А вот, а вот и образ Джамилы — он возникает перед моими глазами, мутный и дрожащий, как будто проступающий в ванночке с фотопроявителем. Вот она — монеты звенят на вышитой груди, в носу зеленеет серьга, она несет нам в корзинке абрикосы сорта балади, самого замечательного в мире, если только научиться вытаскивать из них червей. Вот мать — дает ей черствый хлеб для кур. Отец раздражается и говорит, что раньше нужно покормить наших кур, а мать отвечает ему: «Есть на всех, Авраам. Есть и нашему, и ихнему». У Джамилы была кипрская ослица — высокая, белая и легконогая, и, когда она понесла от нашего осла, отец заметил: «Ну, поздравляю, наконец-то арабская баба породнилась с русской!»
Очевидно, мать излила свое сердце перед новой родственницей, потому что та бросилась ей на помощь.
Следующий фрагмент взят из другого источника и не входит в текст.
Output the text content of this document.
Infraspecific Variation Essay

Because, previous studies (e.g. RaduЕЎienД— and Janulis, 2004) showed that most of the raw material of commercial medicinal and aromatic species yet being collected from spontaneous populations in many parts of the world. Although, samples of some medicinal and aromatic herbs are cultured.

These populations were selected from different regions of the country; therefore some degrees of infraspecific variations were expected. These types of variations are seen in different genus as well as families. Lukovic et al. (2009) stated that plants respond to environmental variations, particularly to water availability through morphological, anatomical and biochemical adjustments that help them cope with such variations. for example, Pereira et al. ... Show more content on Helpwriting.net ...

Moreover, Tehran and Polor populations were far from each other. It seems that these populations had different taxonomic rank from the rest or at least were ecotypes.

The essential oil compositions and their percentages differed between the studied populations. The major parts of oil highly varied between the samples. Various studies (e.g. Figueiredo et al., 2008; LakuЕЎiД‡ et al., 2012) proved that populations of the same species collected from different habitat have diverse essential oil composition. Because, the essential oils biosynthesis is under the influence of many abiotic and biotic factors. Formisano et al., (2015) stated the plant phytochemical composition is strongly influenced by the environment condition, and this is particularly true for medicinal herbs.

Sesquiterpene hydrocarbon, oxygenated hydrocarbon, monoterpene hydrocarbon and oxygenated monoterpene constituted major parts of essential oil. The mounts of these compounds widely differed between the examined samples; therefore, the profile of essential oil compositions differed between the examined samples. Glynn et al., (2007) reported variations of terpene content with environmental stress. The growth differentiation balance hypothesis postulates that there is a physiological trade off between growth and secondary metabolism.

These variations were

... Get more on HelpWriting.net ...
Стояли весенние дни, то и дело шли дожди, и Джамила велела матери вытащить во двор тазы и лохани и собрать в них воду последнего дождя, а назавтра принесла с холмов огромную охапку ромашек, приказала замочить их в собранной воде и помыть в ней голову. Так поступают феллашки, сказала она, когда хотят возродить любовь.
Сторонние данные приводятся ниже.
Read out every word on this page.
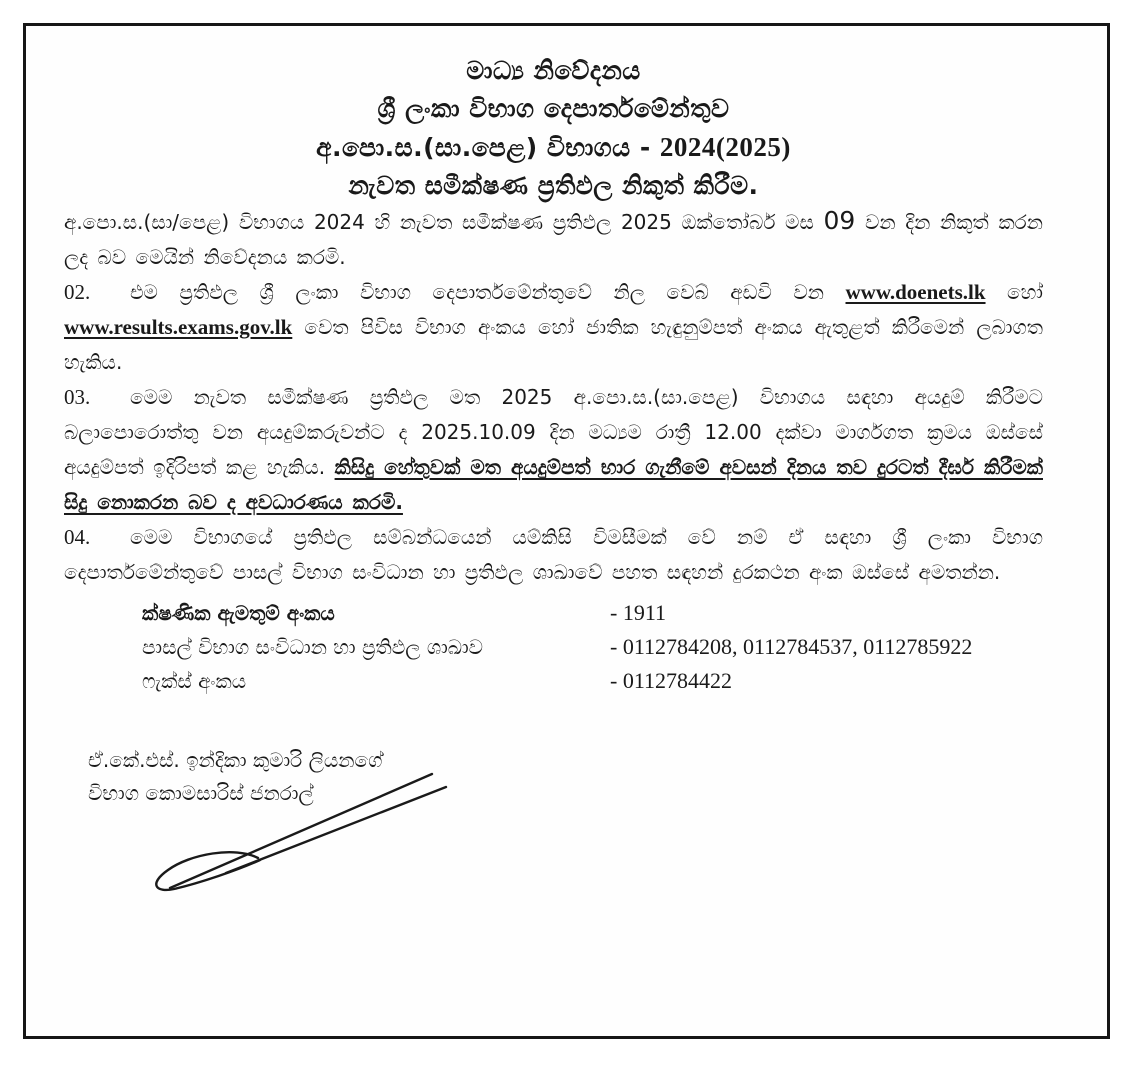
මාධ්‍ය නිවේදනය
ශ්‍රී ලංකා විභාග දෙපාර්තමේන්තුව
අ.පො.ස.(සා.පෙළ) විභාගය - 2024(2025)
නැවත සමීක්ෂණ ප්‍රතිඵල නිකුත් කිරීම.

අ.පො.ස.(සා/පෙළ) විභාගය 2024 හි නැවත සමීක්ෂණ ප්‍රතිඵල 2025 ඔක්තෝබර් මස 09 වන දින නිකුත් කරන ලද බව මෙයින් නිවේදනය කරමි.

02. එම ප්‍රතිඵල ශ්‍රී ලංකා විභාග දෙපාර්තමේන්තුවේ නිල වෙබ් අඩවි වන www.doenets.lk හෝ www.results.exams.gov.lk වෙත පිවිස විභාග අංකය හෝ ජාතික හැඳුනුම්පත් අංකය ඇතුළත් කිරීමෙන් ලබාගත හැකිය.

03. මෙම නැවත සමීක්ෂණ ප්‍රතිඵල මත 2025 අ.පො.ස.(සා.පෙළ) විභාගය සඳහා අයදුම් කිරීමට බලාපොරොත්තු වන අයදුම්කරුවන්ට ද 2025.10.09 දින මධ්‍යම රාත්‍රී 12.00 දක්වා මාර්ගගත ක්‍රමය ඔස්සේ අයදුම්පත් ඉදිරිපත් කළ හැකිය. කිසිදු හේතුවක් මත අයදුම්පත් භාර ගැනීමේ අවසන් දිනය තව දුරටත් දීර්ඝ කිරීමක් සිදු නොකරන බව ද අවධාරණය කරමි.

04. මෙම විභාගයේ ප්‍රතිඵල සම්බන්ධයෙන් යම්කිසි විමසීමක් වේ නම් ඒ සඳහා ශ්‍රී ලංකා විභාග දෙපාර්තමේන්තුවේ පාසල් විභාග සංවිධාන හා ප්‍රතිඵල ශාඛාවේ පහත සඳහන් දුරකථන අංක ඔස්සේ අමතන්න.

ක්ෂණික ඇමතුම් අංකය	- 1911
පාසල් විභාග සංවිධාන හා ප්‍රතිඵල ශාඛාව	- 0112784208, 0112784537, 0112785922
ෆැක්ස් අංකය	- 0112784422
ඒ.කේ.එස්. ඉන්දිකා කුමාරි ලියනගේ
විභාග කොමසාරිස් ජනරාල්
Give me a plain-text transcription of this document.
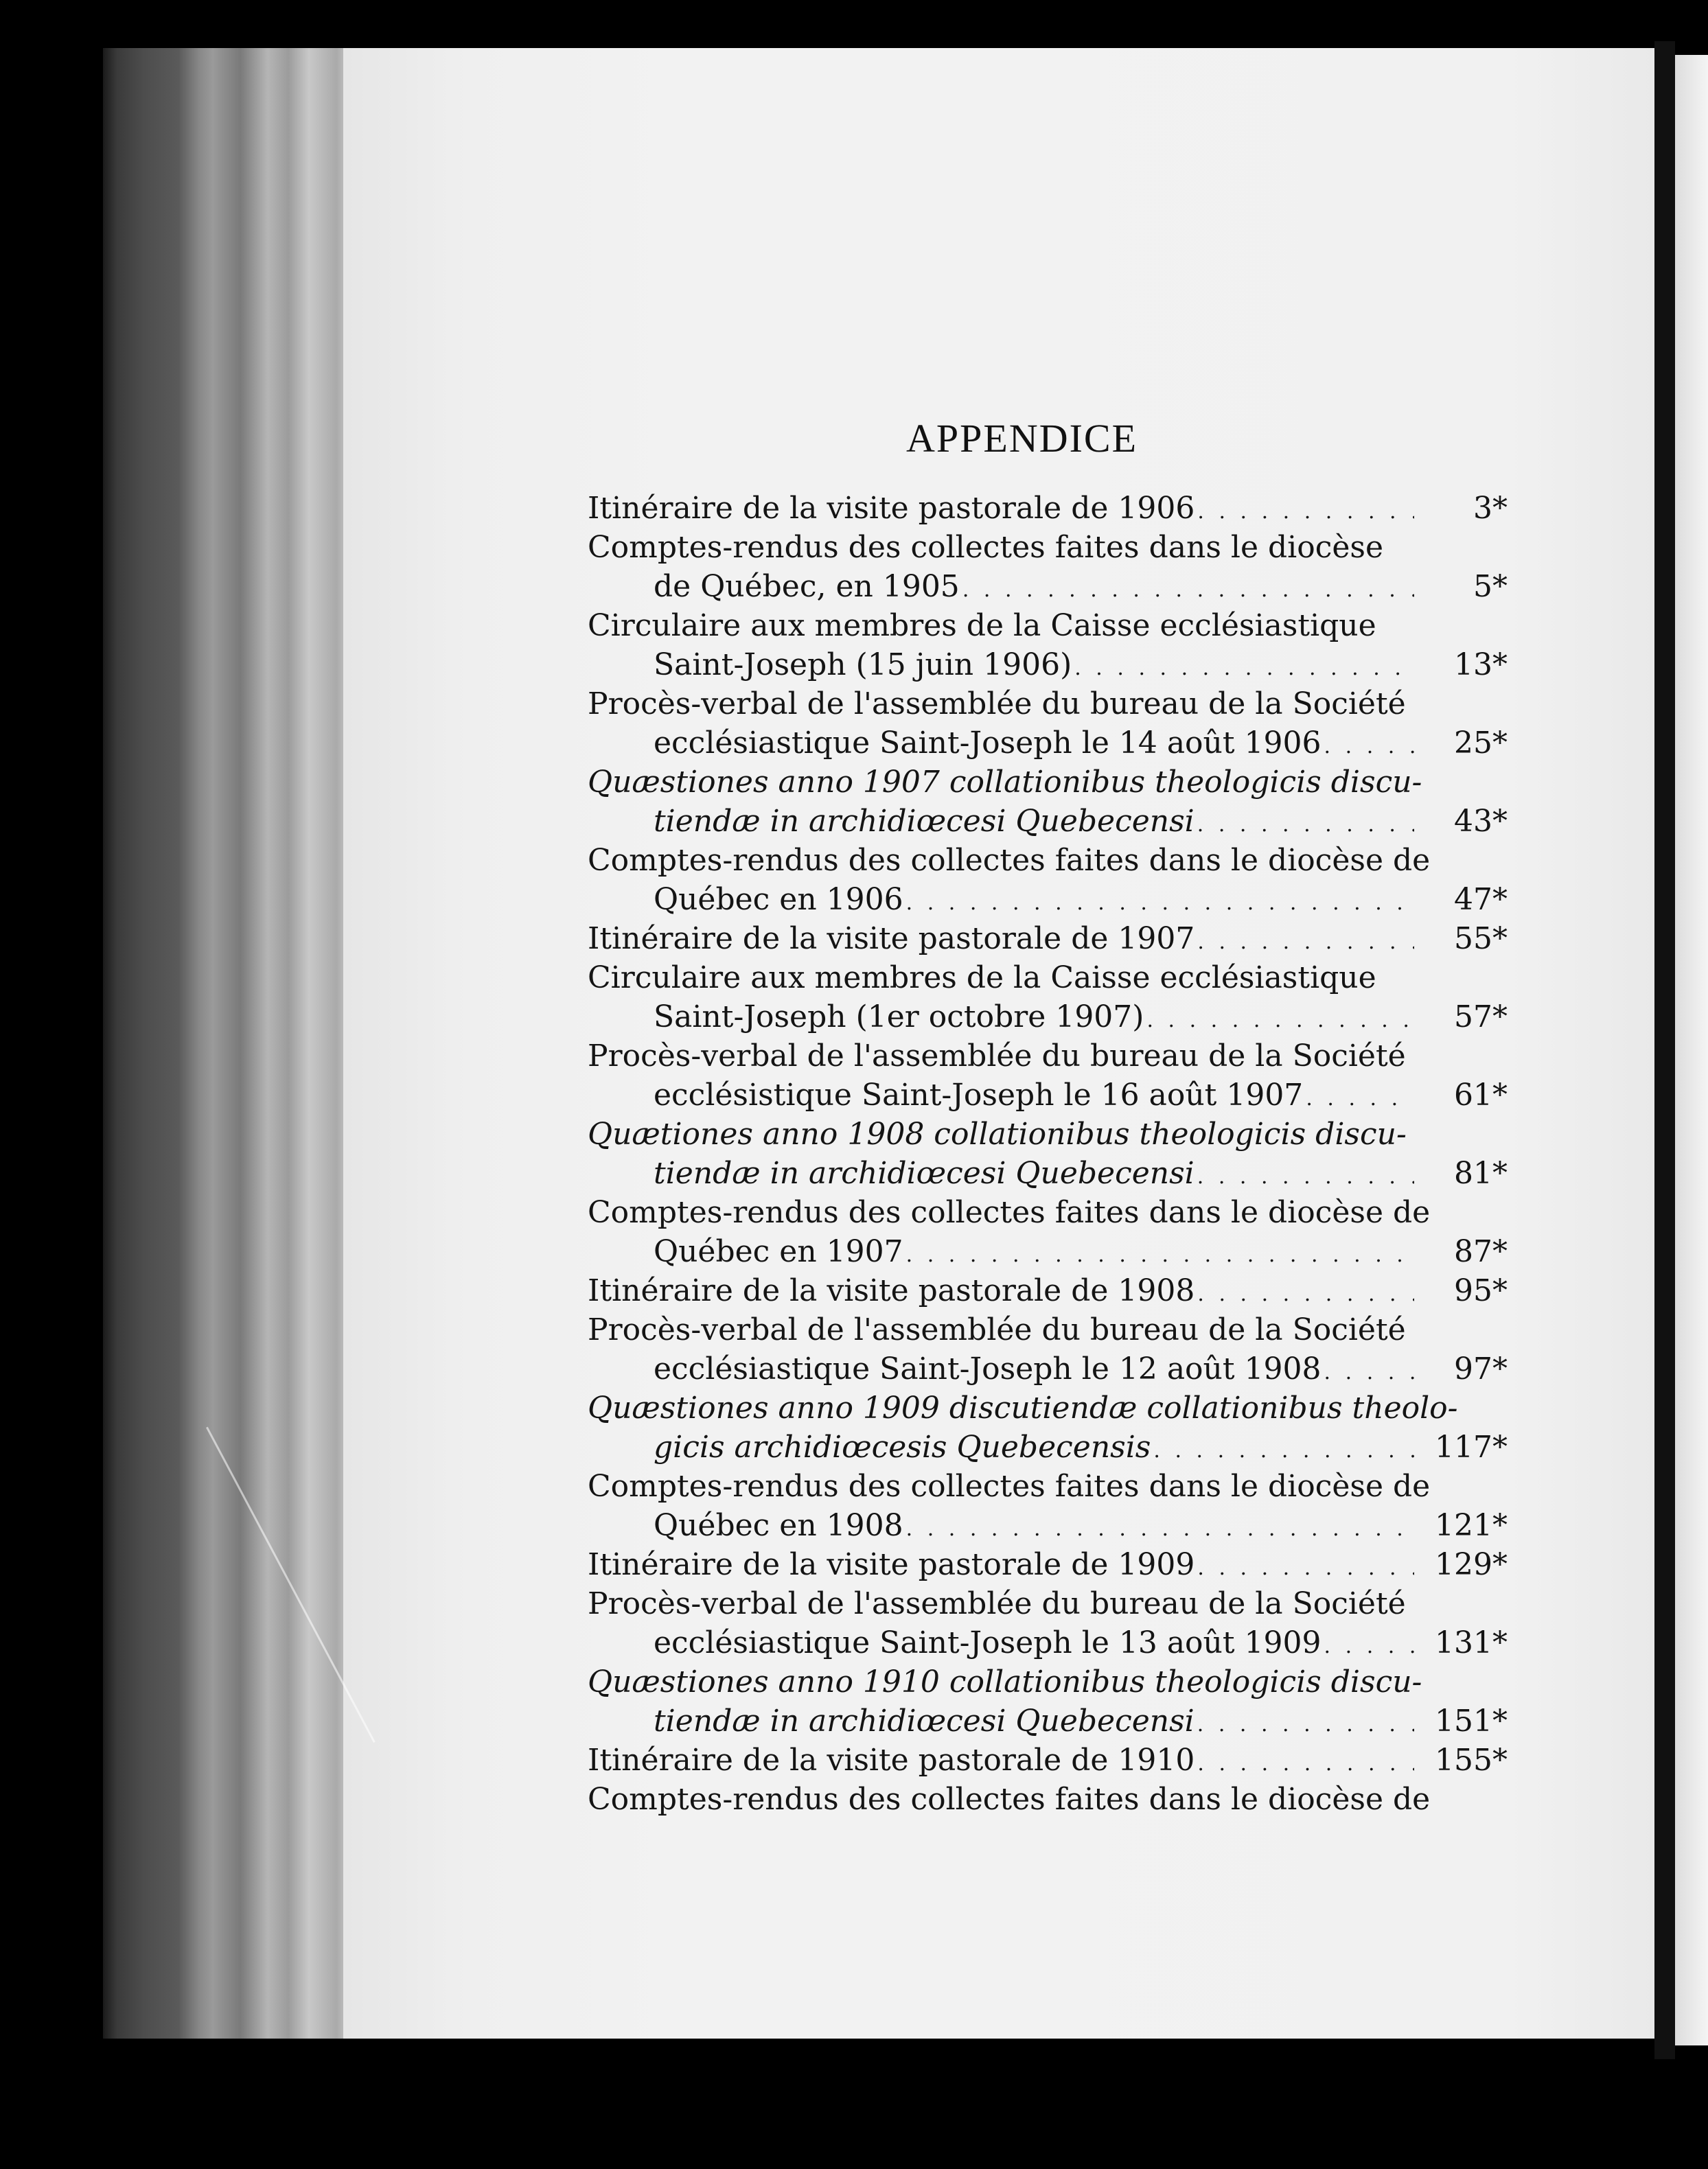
APPENDICE
Itinéraire de la visite pastorale de 1906 . . .	3*
Comptes-rendus des collectes faites dans le diocèse
de Québec, en 1905 . . .	5*
Circulaire aux membres de la Caisse ecclésiastique
Saint-Joseph (15 juin 1906) . . .	13*
Procès-verbal de l'assemblée du bureau de la Société
ecclésiastique Saint-Joseph le 14 août 1906 . . .	25*
Quæstiones anno 1907 collationibus theologicis discu-
tiendæ in archidiœcesi Quebecensi . . .	43*
Comptes-rendus des collectes faites dans le diocèse de
Québec en 1906 . . .	47*
Itinéraire de la visite pastorale de 1907 . . .	55*
Circulaire aux membres de la Caisse ecclésiastique
Saint-Joseph (1er octobre 1907) . . .	57*
Procès-verbal de l'assemblée du bureau de la Société
ecclésistique Saint-Joseph le 16 août 1907 . . .	61*
Quætiones anno 1908 collationibus theologicis discu-
tiendæ in archidiœcesi Quebecensi . . .	81*
Comptes-rendus des collectes faites dans le diocèse de
Québec en 1907 . . .	87*
Itinéraire de la visite pastorale de 1908 . . .	95*
Procès-verbal de l'assemblée du bureau de la Société
ecclésiastique Saint-Joseph le 12 août 1908 . . .	97*
Quæstiones anno 1909 discutiendæ collationibus theolo-
gicis archidiœcesis Quebecensis . . .	117*
Comptes-rendus des collectes faites dans le diocèse de
Québec en 1908 . . .	121*
Itinéraire de la visite pastorale de 1909 . . .	129*
Procès-verbal de l'assemblée du bureau de la Société
ecclésiastique Saint-Joseph le 13 août 1909 . . .	131*
Quæstiones anno 1910 collationibus theologicis discu-
tiendæ in archidiœcesi Quebecensi . . .	151*
Itinéraire de la visite pastorale de 1910 . . .	155*
Comptes-rendus des collectes faites dans le diocèse de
Мать последовала ее указаниям, и я до сих пор помню чудодейственное влияние, которое это мытье в дождевой воде оказало на ее волосы. Горьковатый, густой и влекущий залах поднимался от ее головы, светлые пряди сверкали новой глубиной оттенков. В тот день она расхаживала так, словно на ее голову возложили корону, в наивной вере, что запахи дождя и поля вернут в сердце отца прежнюю любовь. Мы с братом подсматривали, как она подогревала себе воду на примусе горелки, и молча плакала при этом, а потом сняла блузку и нагнулась над большим тазом. В этом тазу она мыла меня и Якова и, намыливая наши головы едким мылом «Наблус», приговаривала: «Закрой очи». У нее были чистый затылок, руки борца, широкие белые плечи и бледные, нежные девичьи соски. Ее белая кожа светилась в вечной полутьме пекарни, мускулы двигались на ее спине и длинных, выступающих лопатках. Ее волосы плавали в душистой воде карминно-золотистыми змейками. Лишь теперь, извлекая эти картины из темных закоулков своей памяти, я начинаю их понимать — дрожь ее пальцев, когда она подавала еду на стол, потухшие глаза, когда она месила тесто, боязливую улыбку, когда она смотрела в зеркало, ее детский хрипловатый шаловливый голос: «Авраам, Авраам, Авраам…»
Все мое детство и юность прошли в тени любви моего брата к Лее и ненависти отца к матери. Вначале я не понимал, потом отказывался понимать, а под конец понимание обрушилось на меня, схватило за шиворот и вышвырнуло из родительского дома на другой край земли.